Ha fatto il giro del mondo la notizia di Monsignor Krysztof Charamsa, teologo e ufficiale della Congregazione per la dottrina della fede, che ha dichiarato la propria omosessualità (con tanto di presentazione del suo compagno) e denunciando la “omofobia paranoica” che ancora oggi domina il Santo Uffizio e il Vaticano. La reazione della Santa Sede è stata immediata: abbandono di tutti gli incarichi, incluso l’insegnamento.
Molto dure sono state oggi le parole del Cardinale Camillo Ruini: “Provo più pena che sorpresa“. Parole che però non hanno scoraggiato il diretto interessato, che si è detto pronto a intraprendere la professione di avvocato e ha già pronto un libro in cui racconterà le sofferente patite durante il suo lavoro in Vaticano. Il che ci fa pensare che neppure lui, così come nessun altra persona ragionevolmente informata di come funzionano le cose, credo, si sarebbe aspettato reazioni diverse.
Eppure, il punto è proprio questo.
La storia di Charasma ci parla di umanità vissuta, di un amore nei confronti di una persona dello stesso sesso come ne nascono ed esistono milioni in Italia e nel mondo, all’interno dell’istituzione più conservatrice dell’età contemporanea che ha fatto della lotta contro le persone omosessuali e contro il riconoscimento e la tutela di qualsivoglia diritto delle persone lesbiche, gay, bisessuali e transgender (LGBT) il proprio, quasi personale ed ormai esclusivo, cavallo di battaglia.
Come nota il vescovo episcopale emerito Gene Robinson in questo meraviglioso pezzo, per la Chiesa cattolica l’omosessualità rimane “un’inclinazione oggettivamente disordinata“, e gli atti omosessuali degli atti “intrinsecamente disordinati”. “Intrinsecamente significa che non c’è nulla che tu possa fare“, spiega Robinson, e “disordinata significa che la natura con te ha fatto un grande sbaglio, che sei decisamente difettoso, e tutto ciò che puoi aspettarti dalla Chiesa è la pietà, ma ciò che riceverai è probabilmente solo condanna ed esclusione“.
La questione che dobbiamo porci tutti oggi è, se un cattolico si possa aspettare o meno dalla Chiesa un atteggiamento diverso dall’ostracismo, dalla condanna e dall’esclusione. Che non si limiti a provare pena, ma piuttosto si impegni a una riflessione importante. Che non gridi sempre allo scandalo, bensì si apra all’ascolto, disponibile e consapevole che ciò che ascolterà potrebbe meravigliare profondamente. Non ho dubbi al riguardo: la risposta a questa domanda è e deve necessariamente essere sì. Ci si può, e anzi ci si deve, attendere che la Chiesa non si appiattisca sul dogma ma ragioni in base al vissuto delle persone.
Sono troppo ingenuo? Forse. Ma due cose non riesco a spiegarmi. La prima è come possa un’istituzione così tentacolarmente articolata nella società civile a ignorare completamente quello che accade all’interno della società stessa. Chi affronta queste vicende ai vertici vaticani, da Lombardi a Ruini e tanti altri, non è gente così sprovveduta da non capire che ogni giorno che passa le posizioni della Chiesa diventano, agli occhi della società, sempre meno accettabili.

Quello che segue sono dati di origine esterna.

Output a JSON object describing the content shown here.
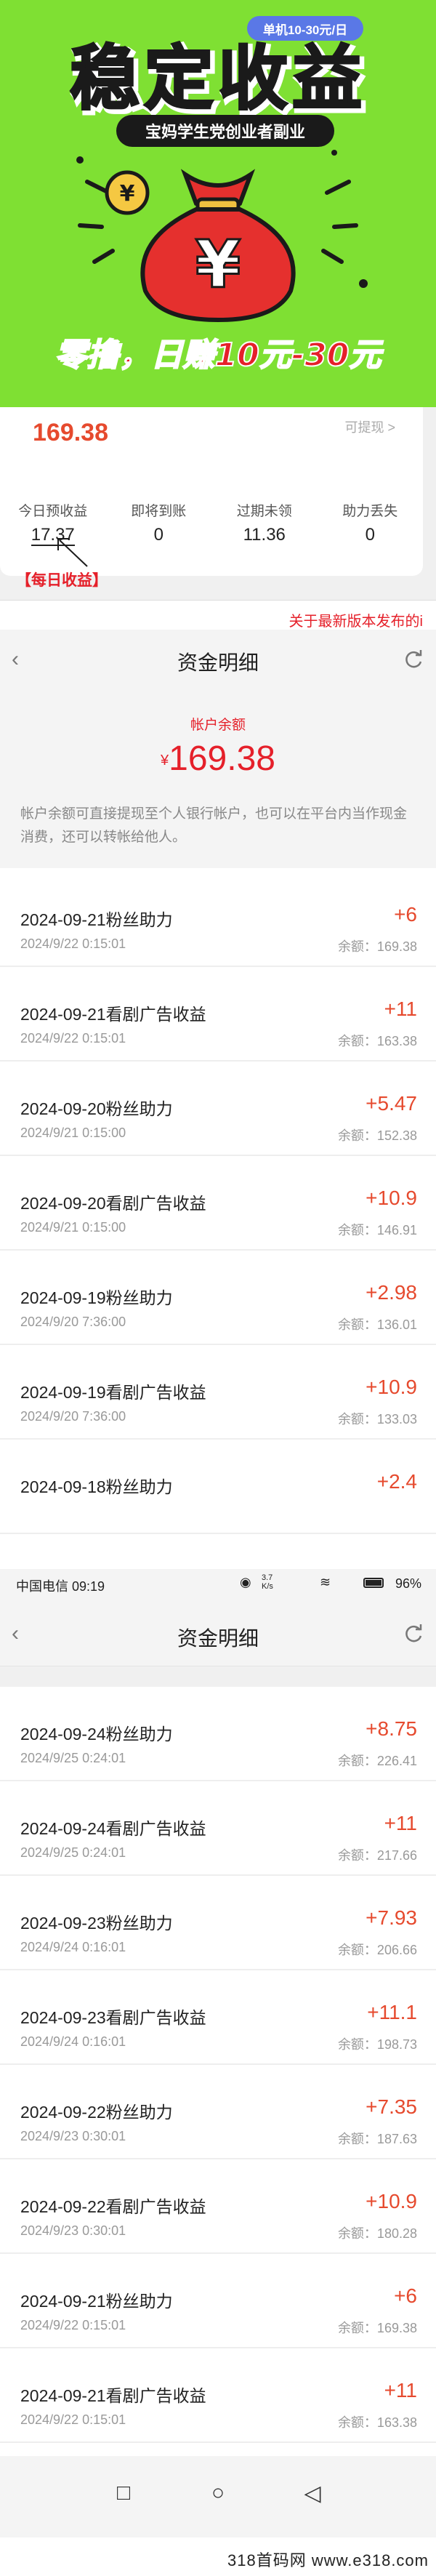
{
  "banner": {
    "badge": "单机10-30元/日",
    "title": "稳定收益",
    "subtitle": "宝妈学生党创业者副业",
    "slogan": "零撸，日赚10元-30元",
    "colors": {
      "bg": "#7fe033",
      "bag": "#e5302e",
      "badge": "#5a78e6"
    }
  },
  "wallet_card": {
    "balance": "169.38",
    "withdraw_label": "可提现",
    "withdraw_arrow": ">",
    "stats": [
      {
        "label": "今日预收益",
        "value": "17.37"
      },
      {
        "label": "即将到账",
        "value": "0"
      },
      {
        "label": "过期未领",
        "value": "11.36"
      },
      {
        "label": "助力丢失",
        "value": "0"
      }
    ],
    "daily_label": "【每日收益】",
    "notice": "关于最新版本发布的i"
  },
  "screen1": {
    "nav": {
      "back": "‹",
      "title": "资金明细"
    },
    "balance_label": "帐户余额",
    "currency": "¥",
    "balance": "169.38",
    "note": "帐户余额可直接提现至个人银行帐户，也可以在平台内当作现金消费，还可以转帐给他人。",
    "rows": [
      {
        "name": "2024-09-21粉丝助力",
        "date": "2024/9/22 0:15:01",
        "delta": "+6",
        "balance": "余额：169.38"
      },
      {
        "name": "2024-09-21看剧广告收益",
        "date": "2024/9/22 0:15:01",
        "delta": "+11",
        "balance": "余额：163.38"
      },
      {
        "name": "2024-09-20粉丝助力",
        "date": "2024/9/21 0:15:00",
        "delta": "+5.47",
        "balance": "余额：152.38"
      },
      {
        "name": "2024-09-20看剧广告收益",
        "date": "2024/9/21 0:15:00",
        "delta": "+10.9",
        "balance": "余额：146.91"
      },
      {
        "name": "2024-09-19粉丝助力",
        "date": "2024/9/20 7:36:00",
        "delta": "+2.98",
        "balance": "余额：136.01"
      },
      {
        "name": "2024-09-19看剧广告收益",
        "date": "2024/9/20 7:36:00",
        "delta": "+10.9",
        "balance": "余额：133.03"
      },
      {
        "name": "2024-09-18粉丝助力",
        "date": "",
        "delta": "+2.4",
        "balance": ""
      }
    ]
  },
  "status_bar": {
    "left": "中国电信 09:19",
    "right": "96%",
    "speed": "3.7 K/s"
  },
  "screen2": {
    "nav": {
      "back": "‹",
      "title": "资金明细"
    },
    "rows": [
      {
        "name": "2024-09-24粉丝助力",
        "date": "2024/9/25 0:24:01",
        "delta": "+8.75",
        "balance": "余额：226.41"
      },
      {
        "name": "2024-09-24看剧广告收益",
        "date": "2024/9/25 0:24:01",
        "delta": "+11",
        "balance": "余额：217.66"
      },
      {
        "name": "2024-09-23粉丝助力",
        "date": "2024/9/24 0:16:01",
        "delta": "+7.93",
        "balance": "余额：206.66"
      },
      {
        "name": "2024-09-23看剧广告收益",
        "date": "2024/9/24 0:16:01",
        "delta": "+11.1",
        "balance": "余额：198.73"
      },
      {
        "name": "2024-09-22粉丝助力",
        "date": "2024/9/23 0:30:01",
        "delta": "+7.35",
        "balance": "余额：187.63"
      },
      {
        "name": "2024-09-22看剧广告收益",
        "date": "2024/9/23 0:30:01",
        "delta": "+10.9",
        "balance": "余额：180.28"
      },
      {
        "name": "2024-09-21粉丝助力",
        "date": "2024/9/22 0:15:01",
        "delta": "+6",
        "balance": "余额：169.38"
      },
      {
        "name": "2024-09-21看剧广告收益",
        "date": "2024/9/22 0:15:01",
        "delta": "+11",
        "balance": "余额：163.38"
      }
    ]
  },
  "system_nav": {
    "square": "□",
    "circle": "○",
    "back": "◁"
  },
  "footer": {
    "text": "318首码网  www.e318.com"
  }
}
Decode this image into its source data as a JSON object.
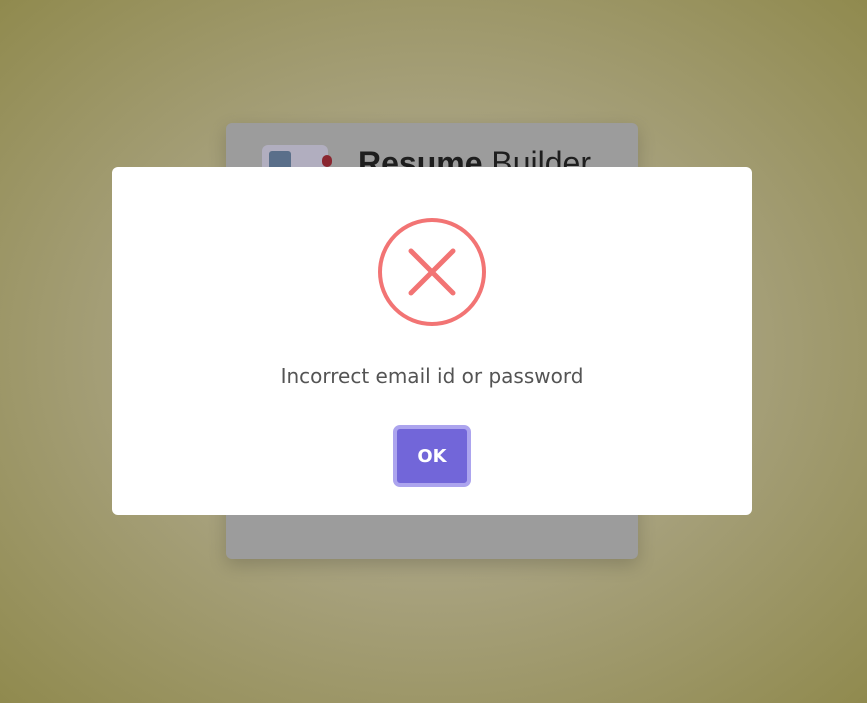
{
  "background_page": {
    "title_bold": "Resume",
    "title_light": " Builder"
  },
  "dialog": {
    "icon": "error-x-circle-icon",
    "message": "Incorrect email id or password",
    "ok_label": "OK",
    "colors": {
      "icon": "#f27474",
      "button": "#7367f0",
      "button_focus_ring": "#a5a0f2"
    }
  }
}
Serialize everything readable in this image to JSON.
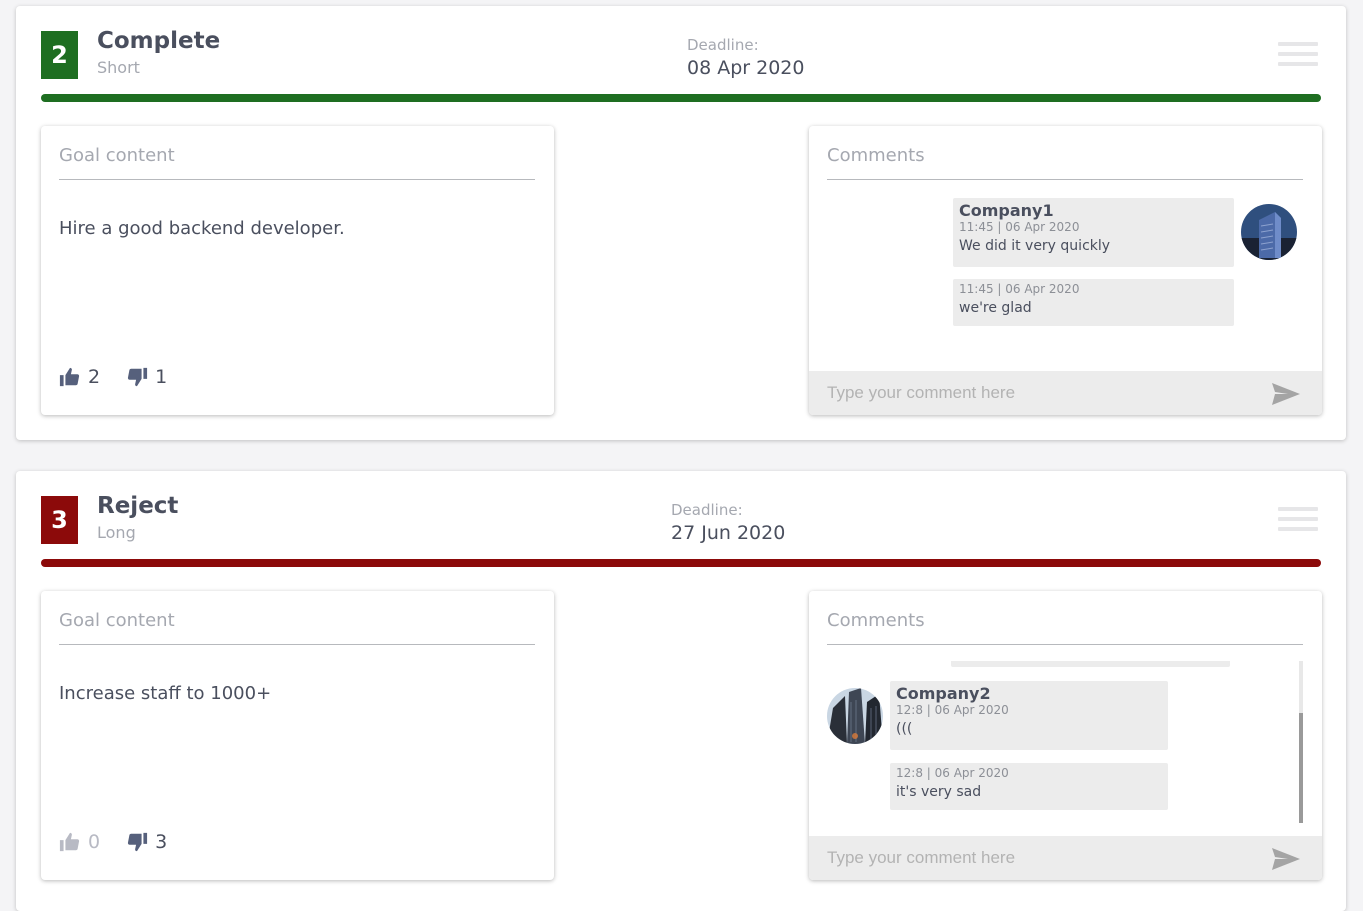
{
  "goals": [
    {
      "number": "2",
      "status": "Complete",
      "term": "Short",
      "status_color": "#1e6e21",
      "deadline_label": "Deadline:",
      "deadline": "08 Apr 2020",
      "content_title": "Goal content",
      "content_text": "Hire a good backend developer.",
      "likes": "2",
      "dislikes": "1",
      "comments_title": "Comments",
      "comments": [
        {
          "author": "Company1",
          "time": "11:45 | 06 Apr 2020",
          "text": "We did it very quickly"
        },
        {
          "author": "",
          "time": "11:45 | 06 Apr 2020",
          "text": "we're glad"
        }
      ],
      "comment_placeholder": "Type your comment here"
    },
    {
      "number": "3",
      "status": "Reject",
      "term": "Long",
      "status_color": "#8c0a0a",
      "deadline_label": "Deadline:",
      "deadline": "27 Jun 2020",
      "content_title": "Goal content",
      "content_text": "Increase staff to 1000+",
      "likes": "0",
      "dislikes": "3",
      "comments_title": "Comments",
      "comments": [
        {
          "author": "Company2",
          "time": "12:8 | 06 Apr 2020",
          "text": "((("
        },
        {
          "author": "",
          "time": "12:8 | 06 Apr 2020",
          "text": "it's very sad"
        }
      ],
      "comment_placeholder": "Type your comment here"
    }
  ],
  "icons": {
    "like": "thumbs-up-icon",
    "dislike": "thumbs-down-icon",
    "send": "send-icon",
    "menu": "hamburger-menu-icon"
  },
  "colors": {
    "vote_icon": "#56607c",
    "vote_icon_dim": "#b8bac4"
  }
}
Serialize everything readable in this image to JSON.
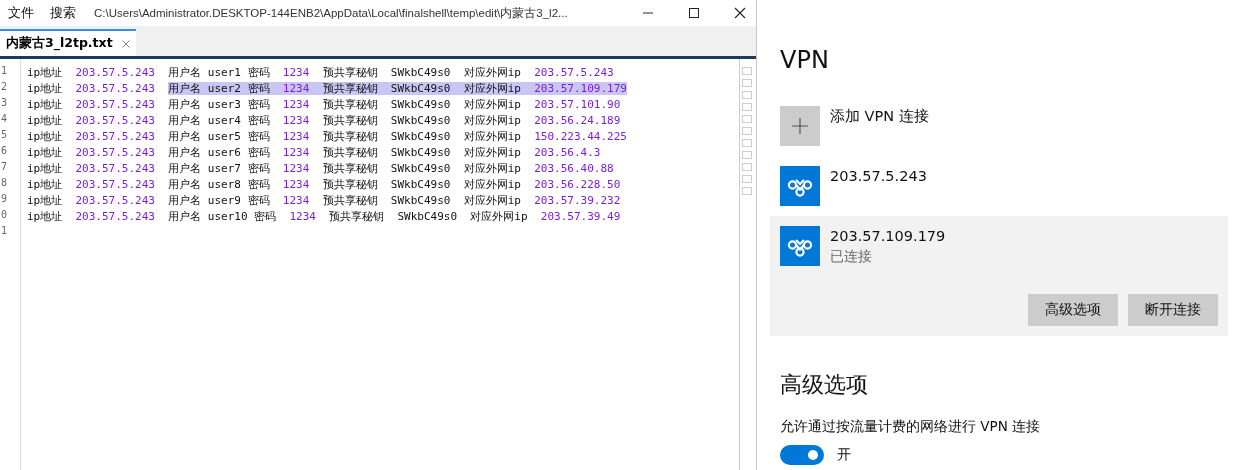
{
  "window": {
    "menu": [
      "文件",
      "搜索"
    ],
    "path": "C:\\Users\\Administrator.DESKTOP-144ENB2\\AppData\\Local\\finalshell\\temp\\edit\\内蒙古3_l2..."
  },
  "tabs": [
    {
      "label": "内蒙古3_l2tp.txt",
      "selected": true
    }
  ],
  "editor": {
    "lines": [
      {
        "number": "1",
        "tokens": [
          {
            "text": "ip地址",
            "kind": "text",
            "selected": false
          },
          {
            "text": "203.57.5.243",
            "kind": "value",
            "selected": false
          },
          {
            "text": "用户名 user1 密码",
            "kind": "text",
            "selected": false
          },
          {
            "text": "1234",
            "kind": "value",
            "selected": false
          },
          {
            "text": "预共享秘钥",
            "kind": "text",
            "selected": false
          },
          {
            "text": "SWkbC49s0",
            "kind": "text",
            "selected": false
          },
          {
            "text": "对应外网ip",
            "kind": "text",
            "selected": false
          },
          {
            "text": "203.57.5.243",
            "kind": "value",
            "selected": false
          }
        ]
      },
      {
        "number": "2",
        "tokens": [
          {
            "text": "ip地址",
            "kind": "text",
            "selected": false
          },
          {
            "text": "203.57.5.243",
            "kind": "value",
            "selected": false
          },
          {
            "text": "用户名 user2 密码",
            "kind": "text",
            "selected": true
          },
          {
            "text": "1234",
            "kind": "value",
            "selected": true
          },
          {
            "text": "预共享秘钥",
            "kind": "text",
            "selected": true
          },
          {
            "text": "SWkbC49s0",
            "kind": "text",
            "selected": true
          },
          {
            "text": "对应外网ip",
            "kind": "text",
            "selected": true
          },
          {
            "text": "203.57.109.179",
            "kind": "value",
            "selected": true
          }
        ]
      },
      {
        "number": "3",
        "tokens": [
          {
            "text": "ip地址",
            "kind": "text",
            "selected": false
          },
          {
            "text": "203.57.5.243",
            "kind": "value",
            "selected": false
          },
          {
            "text": "用户名 user3 密码",
            "kind": "text",
            "selected": false
          },
          {
            "text": "1234",
            "kind": "value",
            "selected": false
          },
          {
            "text": "预共享秘钥",
            "kind": "text",
            "selected": false
          },
          {
            "text": "SWkbC49s0",
            "kind": "text",
            "selected": false
          },
          {
            "text": "对应外网ip",
            "kind": "text",
            "selected": false
          },
          {
            "text": "203.57.101.90",
            "kind": "value",
            "selected": false
          }
        ]
      },
      {
        "number": "4",
        "tokens": [
          {
            "text": "ip地址",
            "kind": "text",
            "selected": false
          },
          {
            "text": "203.57.5.243",
            "kind": "value",
            "selected": false
          },
          {
            "text": "用户名 user4 密码",
            "kind": "text",
            "selected": false
          },
          {
            "text": "1234",
            "kind": "value",
            "selected": false
          },
          {
            "text": "预共享秘钥",
            "kind": "text",
            "selected": false
          },
          {
            "text": "SWkbC49s0",
            "kind": "text",
            "selected": false
          },
          {
            "text": "对应外网ip",
            "kind": "text",
            "selected": false
          },
          {
            "text": "203.56.24.189",
            "kind": "value",
            "selected": false
          }
        ]
      },
      {
        "number": "5",
        "tokens": [
          {
            "text": "ip地址",
            "kind": "text",
            "selected": false
          },
          {
            "text": "203.57.5.243",
            "kind": "value",
            "selected": false
          },
          {
            "text": "用户名 user5 密码",
            "kind": "text",
            "selected": false
          },
          {
            "text": "1234",
            "kind": "value",
            "selected": false
          },
          {
            "text": "预共享秘钥",
            "kind": "text",
            "selected": false
          },
          {
            "text": "SWkbC49s0",
            "kind": "text",
            "selected": false
          },
          {
            "text": "对应外网ip",
            "kind": "text",
            "selected": false
          },
          {
            "text": "150.223.44.225",
            "kind": "value",
            "selected": false
          }
        ]
      },
      {
        "number": "6",
        "tokens": [
          {
            "text": "ip地址",
            "kind": "text",
            "selected": false
          },
          {
            "text": "203.57.5.243",
            "kind": "value",
            "selected": false
          },
          {
            "text": "用户名 user6 密码",
            "kind": "text",
            "selected": false
          },
          {
            "text": "1234",
            "kind": "value",
            "selected": false
          },
          {
            "text": "预共享秘钥",
            "kind": "text",
            "selected": false
          },
          {
            "text": "SWkbC49s0",
            "kind": "text",
            "selected": false
          },
          {
            "text": "对应外网ip",
            "kind": "text",
            "selected": false
          },
          {
            "text": "203.56.4.3",
            "kind": "value",
            "selected": false
          }
        ]
      },
      {
        "number": "7",
        "tokens": [
          {
            "text": "ip地址",
            "kind": "text",
            "selected": false
          },
          {
            "text": "203.57.5.243",
            "kind": "value",
            "selected": false
          },
          {
            "text": "用户名 user7 密码",
            "kind": "text",
            "selected": false
          },
          {
            "text": "1234",
            "kind": "value",
            "selected": false
          },
          {
            "text": "预共享秘钥",
            "kind": "text",
            "selected": false
          },
          {
            "text": "SWkbC49s0",
            "kind": "text",
            "selected": false
          },
          {
            "text": "对应外网ip",
            "kind": "text",
            "selected": false
          },
          {
            "text": "203.56.40.88",
            "kind": "value",
            "selected": false
          }
        ]
      },
      {
        "number": "8",
        "tokens": [
          {
            "text": "ip地址",
            "kind": "text",
            "selected": false
          },
          {
            "text": "203.57.5.243",
            "kind": "value",
            "selected": false
          },
          {
            "text": "用户名 user8 密码",
            "kind": "text",
            "selected": false
          },
          {
            "text": "1234",
            "kind": "value",
            "selected": false
          },
          {
            "text": "预共享秘钥",
            "kind": "text",
            "selected": false
          },
          {
            "text": "SWkbC49s0",
            "kind": "text",
            "selected": false
          },
          {
            "text": "对应外网ip",
            "kind": "text",
            "selected": false
          },
          {
            "text": "203.56.228.50",
            "kind": "value",
            "selected": false
          }
        ]
      },
      {
        "number": "9",
        "tokens": [
          {
            "text": "ip地址",
            "kind": "text",
            "selected": false
          },
          {
            "text": "203.57.5.243",
            "kind": "value",
            "selected": false
          },
          {
            "text": "用户名 user9 密码",
            "kind": "text",
            "selected": false
          },
          {
            "text": "1234",
            "kind": "value",
            "selected": false
          },
          {
            "text": "预共享秘钥",
            "kind": "text",
            "selected": false
          },
          {
            "text": "SWkbC49s0",
            "kind": "text",
            "selected": false
          },
          {
            "text": "对应外网ip",
            "kind": "text",
            "selected": false
          },
          {
            "text": "203.57.39.232",
            "kind": "value",
            "selected": false
          }
        ]
      },
      {
        "number": "0",
        "tokens": [
          {
            "text": "ip地址",
            "kind": "text",
            "selected": false
          },
          {
            "text": "203.57.5.243",
            "kind": "value",
            "selected": false
          },
          {
            "text": "用户名 user10 密码",
            "kind": "text",
            "selected": false
          },
          {
            "text": "1234",
            "kind": "value",
            "selected": false
          },
          {
            "text": "预共享秘钥",
            "kind": "text",
            "selected": false
          },
          {
            "text": "SWkbC49s0",
            "kind": "text",
            "selected": false
          },
          {
            "text": "对应外网ip",
            "kind": "text",
            "selected": false
          },
          {
            "text": "203.57.39.49",
            "kind": "value",
            "selected": false
          }
        ]
      },
      {
        "number": "1"
      }
    ]
  },
  "vpn": {
    "title": "VPN",
    "items": [
      {
        "kind": "add",
        "label": "添加 VPN 连接",
        "selected": false
      },
      {
        "kind": "connection",
        "label": "203.57.5.243",
        "selected": false
      },
      {
        "kind": "connection",
        "label": "203.57.109.179",
        "status": "已连接",
        "selected": true,
        "buttons": [
          "高级选项",
          "断开连接"
        ]
      }
    ]
  },
  "advanced": {
    "heading": "高级选项",
    "setting": {
      "label": "允许通过按流量计费的网络进行 VPN 连接",
      "on": true,
      "state_label": "开"
    }
  }
}
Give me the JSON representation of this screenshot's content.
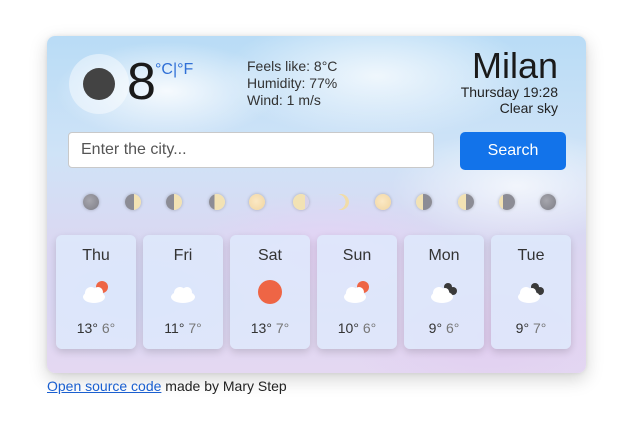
{
  "current": {
    "icon": "moon-icon",
    "temperature": "8",
    "units": "°C|°F",
    "feels_like": "Feels like: 8°C",
    "humidity": "Humidity: 77%",
    "wind": "Wind: 1 m/s",
    "city": "Milan",
    "datetime": "Thursday 19:28",
    "condition": "Clear sky"
  },
  "search": {
    "placeholder": "Enter the city...",
    "value": "",
    "button_label": "Search"
  },
  "moon_phases": [
    "new-moon",
    "waxing-crescent",
    "first-quarter",
    "waxing-gibbous",
    "full-moon",
    "waning-gibbous",
    "crescent",
    "full-moon",
    "last-quarter",
    "waning-gibbous",
    "waning-crescent",
    "new-moon"
  ],
  "forecast": [
    {
      "day": "Thu",
      "icon": "cloud-sun-icon",
      "high": "13°",
      "low": "6°"
    },
    {
      "day": "Fri",
      "icon": "cloud-icon",
      "high": "11°",
      "low": "7°"
    },
    {
      "day": "Sat",
      "icon": "sun-icon",
      "high": "13°",
      "low": "7°"
    },
    {
      "day": "Sun",
      "icon": "cloud-sun-icon",
      "high": "10°",
      "low": "6°"
    },
    {
      "day": "Mon",
      "icon": "cloud-dark-icon",
      "high": "9°",
      "low": "6°"
    },
    {
      "day": "Tue",
      "icon": "cloud-dark-icon",
      "high": "9°",
      "low": "7°"
    }
  ],
  "footer": {
    "link_text": "Open source code",
    "text": " made by Mary Step"
  },
  "colors": {
    "accent": "#1273ea",
    "sun": "#ee6545",
    "moon_dark": "#434343"
  }
}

La seconda è perché, anziché gridare sempre allo scandalo ogni volta che si pronunciano le parole “omosessualità” o “unioni gay”, non si apra invece una riflessione seria, lucida e serena – come peraltro hanno già fatto altre Chiese nel mondo – riconoscendo così il ruolo della Chiesa, per nulla accidentale e assolutamente non trascurabile, nella stigmatizzazione sociale pressoché permanente che riceve un gruppo di persone, secondo un trattamento che rispecchia non il contributo che queste persone offrono alla società, cioè non il loro essere utili agli agli altri, ma il solo fatto di essere omosessuali, e di arrivare a dirlo apertamente pagandone le amare conseguenze.
A che cosa serve, insomma, una Chiesa completamente scollata dalla società e dalle persone? A che, ma soprattutto, a chi serve?